Fourth, treatment with hydrocortisone improved immediately clinical symptoms. Since it is said that the adrenal functional impairment is irreversible, administration of hydrocortisone is needed for life.

Fifth, the pituitary gland was not enlarged on MRI at the time of diagnosis (Fig. 2). Faje et al. [15] reported that among 22 patients with “hypophysitis” who received anti-PD-1 antibodies, 13 of 18 patients who had MRI did not show enlarged pituitary gland, while among 64 patients who received ipilimumab, 60 of 61 patients who had MRI showed enlarged pituitary gland. Our case reflects entity of previous reports.

In conclusion, since adrenal insufficiency develops suddenly, and characteristics of clinical symptoms are nonspecific, we should alert to monitor symptoms and signs. If needed, immediate consultation to subspecialties is crucial.

Statement of Ethics

Study approval statement was not required for this study in accordance with local/national guidelines. Written informed consent was obtained from the parent/legal guardian of the patient for publication of the details of their medical case and any accompanying images.

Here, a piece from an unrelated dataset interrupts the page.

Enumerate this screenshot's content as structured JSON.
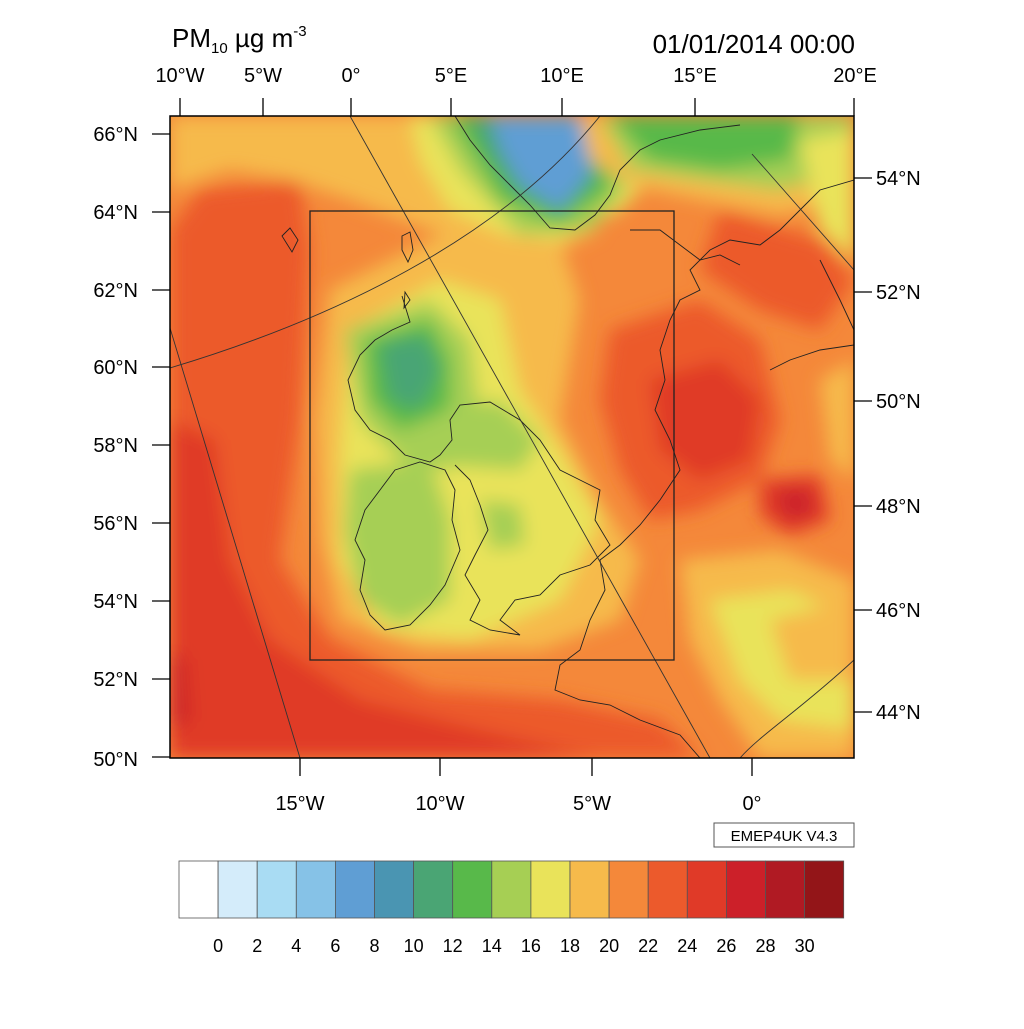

Conflict of Interest Statement

The authors have no conflicts of interest to declare.

Funding Sources

This study did not receive any funding.

Author Contributions

Wataru Omata: investigation, writing − original draft. Satoko Nakamura, Chie Urasaki, Hiromichi Morita, and Hiroki Funaishi: writing − review and editing. Kazuki Kobayashi and Hisashi Koide: writing − review and editing, and supervision. Arata Tsutsumida and Hiroyuki Matsue: supervision.

Data Availability Statement

All data generated or analysed during this study are included in this article. Further enquiries can be directed to the corresponding author.